Legal action over Norman comment
Green Party co-leader Russel Norman has refused to retract his characterisation of Colin Craig's views on women and homosexuals despite the threat of legal action against him.
Craig, Conservative Party of New Zealand leader, has taken the first steps in defamation action after Norman claimed at Auckland's Big Gay Out that Craig thought a woman's place was in the kitchen and a gay man's was in the closet.
Norman made an almost identical comment in Parliament during his opening speech for the year, but attributed it to the "conservative Right", rather than Craig.
Craig has instructed his lawyers to take legal action and told Fairfax Media that the Green MP should apologise and retract his comments as "these are not things I think".
"It is a defamatory thing and I would consider that somebody who thinks those sorts of things would have a lower standing in the eyes of the public ... he's crossed the line," Craig said.
Norman's characterisation of his views were offensive and "just wrong".
"We ... see them as defamatory, sexist, derogatory and offensive, so that pretty much sums up my view of them."
Norman today refused to resile from his comments, however, saying he found Craig's comments "offensive".
Craig had a track record of making allegations of defamation, he said.
"Colin Craig's approach to politics of using expensive lawyers to try to tell other politicians what they can and cannot say is not the best way that we should do politics in New Zealand," Norman said.
"It has a chilling effect on free speech if you have to pass everything in front of a defamation lawyer before you can say it."

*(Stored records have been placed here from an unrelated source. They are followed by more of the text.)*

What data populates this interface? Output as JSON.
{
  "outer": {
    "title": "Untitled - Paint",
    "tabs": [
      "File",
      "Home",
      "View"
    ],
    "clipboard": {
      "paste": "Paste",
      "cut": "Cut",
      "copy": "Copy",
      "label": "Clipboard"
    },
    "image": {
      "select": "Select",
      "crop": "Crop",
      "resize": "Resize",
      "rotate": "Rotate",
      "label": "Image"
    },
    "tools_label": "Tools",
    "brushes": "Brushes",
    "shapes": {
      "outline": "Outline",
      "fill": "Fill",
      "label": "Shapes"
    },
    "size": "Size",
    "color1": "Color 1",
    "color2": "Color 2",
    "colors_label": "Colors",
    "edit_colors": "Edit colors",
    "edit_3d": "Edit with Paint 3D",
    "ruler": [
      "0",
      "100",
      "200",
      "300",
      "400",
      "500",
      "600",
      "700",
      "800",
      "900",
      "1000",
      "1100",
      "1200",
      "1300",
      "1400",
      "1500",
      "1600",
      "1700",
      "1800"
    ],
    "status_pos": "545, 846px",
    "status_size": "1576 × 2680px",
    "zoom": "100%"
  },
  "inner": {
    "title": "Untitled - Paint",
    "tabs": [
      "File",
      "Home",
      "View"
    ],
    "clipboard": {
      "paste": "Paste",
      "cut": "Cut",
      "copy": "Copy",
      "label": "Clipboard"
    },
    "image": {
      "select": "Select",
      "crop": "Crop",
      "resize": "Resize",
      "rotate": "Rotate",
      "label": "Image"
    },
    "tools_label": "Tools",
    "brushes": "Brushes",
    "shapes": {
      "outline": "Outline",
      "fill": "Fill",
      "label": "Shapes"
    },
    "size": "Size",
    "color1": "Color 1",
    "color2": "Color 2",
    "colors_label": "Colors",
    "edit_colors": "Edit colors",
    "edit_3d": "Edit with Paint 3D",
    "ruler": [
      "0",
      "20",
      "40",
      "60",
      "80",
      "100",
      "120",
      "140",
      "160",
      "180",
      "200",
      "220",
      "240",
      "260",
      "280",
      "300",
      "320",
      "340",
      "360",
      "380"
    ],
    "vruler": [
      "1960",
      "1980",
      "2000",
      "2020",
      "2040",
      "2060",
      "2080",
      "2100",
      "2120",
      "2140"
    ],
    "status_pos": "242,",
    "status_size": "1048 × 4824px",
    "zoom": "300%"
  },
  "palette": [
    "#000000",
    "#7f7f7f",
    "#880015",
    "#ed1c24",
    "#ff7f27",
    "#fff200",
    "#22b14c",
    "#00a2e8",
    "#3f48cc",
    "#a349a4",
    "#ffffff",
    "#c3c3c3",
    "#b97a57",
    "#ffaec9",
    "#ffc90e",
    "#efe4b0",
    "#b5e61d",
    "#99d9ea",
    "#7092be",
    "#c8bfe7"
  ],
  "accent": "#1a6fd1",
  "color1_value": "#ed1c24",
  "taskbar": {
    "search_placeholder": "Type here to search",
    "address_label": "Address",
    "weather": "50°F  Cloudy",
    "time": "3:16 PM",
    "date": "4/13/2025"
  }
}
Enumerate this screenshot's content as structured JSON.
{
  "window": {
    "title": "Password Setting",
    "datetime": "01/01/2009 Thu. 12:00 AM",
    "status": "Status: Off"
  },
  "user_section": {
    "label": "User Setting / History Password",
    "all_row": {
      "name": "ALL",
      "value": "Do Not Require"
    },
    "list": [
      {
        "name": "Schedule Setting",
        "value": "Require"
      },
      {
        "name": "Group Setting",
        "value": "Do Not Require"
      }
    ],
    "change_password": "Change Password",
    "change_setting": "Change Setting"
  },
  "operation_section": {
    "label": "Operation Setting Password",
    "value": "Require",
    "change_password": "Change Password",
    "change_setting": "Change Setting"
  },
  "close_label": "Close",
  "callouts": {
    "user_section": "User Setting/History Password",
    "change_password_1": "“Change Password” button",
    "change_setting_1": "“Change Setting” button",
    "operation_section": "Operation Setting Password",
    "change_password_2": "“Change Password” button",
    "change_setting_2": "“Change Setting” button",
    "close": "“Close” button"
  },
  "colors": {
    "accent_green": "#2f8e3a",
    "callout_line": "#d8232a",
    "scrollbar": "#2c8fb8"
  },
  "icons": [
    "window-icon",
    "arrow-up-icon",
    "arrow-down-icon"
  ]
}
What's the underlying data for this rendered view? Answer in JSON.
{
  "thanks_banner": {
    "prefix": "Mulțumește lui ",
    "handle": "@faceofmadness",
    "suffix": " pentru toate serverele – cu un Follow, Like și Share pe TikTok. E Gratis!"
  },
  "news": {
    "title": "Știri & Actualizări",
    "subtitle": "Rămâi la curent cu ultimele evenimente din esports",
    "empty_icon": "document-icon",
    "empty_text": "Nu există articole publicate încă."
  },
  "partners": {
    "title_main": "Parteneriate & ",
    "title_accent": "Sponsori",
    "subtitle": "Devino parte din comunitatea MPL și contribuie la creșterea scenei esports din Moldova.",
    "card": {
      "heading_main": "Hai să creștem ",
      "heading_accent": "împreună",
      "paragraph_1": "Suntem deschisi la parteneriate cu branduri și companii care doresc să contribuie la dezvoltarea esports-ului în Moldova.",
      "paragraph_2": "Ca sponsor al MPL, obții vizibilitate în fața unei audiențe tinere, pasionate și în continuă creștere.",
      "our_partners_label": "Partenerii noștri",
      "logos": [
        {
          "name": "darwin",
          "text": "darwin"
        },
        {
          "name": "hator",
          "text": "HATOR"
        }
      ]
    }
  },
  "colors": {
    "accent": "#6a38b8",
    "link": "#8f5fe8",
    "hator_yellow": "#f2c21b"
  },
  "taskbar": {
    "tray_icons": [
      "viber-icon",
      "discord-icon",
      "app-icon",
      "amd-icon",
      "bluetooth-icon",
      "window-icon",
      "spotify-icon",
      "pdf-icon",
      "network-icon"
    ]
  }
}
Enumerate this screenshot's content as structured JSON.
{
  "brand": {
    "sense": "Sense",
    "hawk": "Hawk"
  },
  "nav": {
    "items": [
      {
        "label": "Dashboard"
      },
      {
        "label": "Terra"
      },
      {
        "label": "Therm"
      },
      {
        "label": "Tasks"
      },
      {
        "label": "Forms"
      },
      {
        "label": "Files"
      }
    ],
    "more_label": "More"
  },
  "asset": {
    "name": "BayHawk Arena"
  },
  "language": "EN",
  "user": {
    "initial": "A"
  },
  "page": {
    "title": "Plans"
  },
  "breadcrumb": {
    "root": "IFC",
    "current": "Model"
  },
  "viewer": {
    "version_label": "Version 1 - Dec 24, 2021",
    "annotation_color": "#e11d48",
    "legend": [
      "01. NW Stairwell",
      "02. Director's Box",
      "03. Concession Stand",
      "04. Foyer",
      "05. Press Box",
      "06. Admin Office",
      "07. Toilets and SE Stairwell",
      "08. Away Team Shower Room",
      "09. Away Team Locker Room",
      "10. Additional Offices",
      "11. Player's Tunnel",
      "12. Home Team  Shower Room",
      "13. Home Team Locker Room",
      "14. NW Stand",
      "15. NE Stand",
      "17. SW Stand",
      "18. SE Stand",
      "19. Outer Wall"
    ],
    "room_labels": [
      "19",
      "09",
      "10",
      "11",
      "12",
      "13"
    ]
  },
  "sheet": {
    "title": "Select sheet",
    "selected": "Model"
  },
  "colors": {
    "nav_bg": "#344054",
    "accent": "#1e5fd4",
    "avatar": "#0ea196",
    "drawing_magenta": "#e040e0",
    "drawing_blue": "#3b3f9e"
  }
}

Craig's comments about the promiscuity of New Zealand women and that gay relationships were not normal "belong in 1950s New Zealand".
His characterisation of Craig's comments were a "metaphor" to illustrate Craig's views, he said.
"I was not saying Mr Craig is a bad person. I don't believe Mr Craig is a bad person, but I do strenuously disagree with his views about gay New Zealanders and about women New Zealanders."
He refused to say whether or not he thought Craig was too sensitive for politics.
That Craig had not called him prior to launching legal action was "most unfortunate", Norman said.
Craig's lawyer, John MacKay, has written to Norman saying the comments were defamatory as it harmed Craig's reputation "to say that he holds such sexist, derogatory and offensive views about women and gay men".
"Neither the context of an election year, nor the occasion of the Big Gay Out provide you with a licence to say anything you like about Mr Craig," the letter said.
MacKay demanded an apology and retraction to an audience similar in size to the one that heard Norman's original comments, which were also broadcast on television.
Further action could be taken if no such apology and retraction was made.
It's not the first time Craig has taken the legal route over statements made about him.
Early last year he launched a defamation suit against Ben Uffindell, publisher of the satirical news site The Civilian.
The site had published a story about floods in Nelson, Waikato and Bay of Plenty being caused by the passing of the Marriage (Definition of Marriage) Amendment Bill.
It referenced Craig, but after a receiving a letter from his lawyers, a note was published at the top of the story.
It read: "We accept, upon further review, that Mr Craig never made the statement attributed to him. We retract the statement and apologise to Mr Craig for any harm we have caused to his impeccable reputation."
No further action was sought by Craig's lawyers.
In December, Television New Zealand was required by the Broadcasting Standards Authority to issue an on-air apology for an item about him, which ran on Seven Sharp.
Prime Minister John Key said legal action in those kinds of circumstances was often a "waste of time".
"If I started taking legal action against everyone who'd said bad things about me, my lawyers would be busy too," Key said.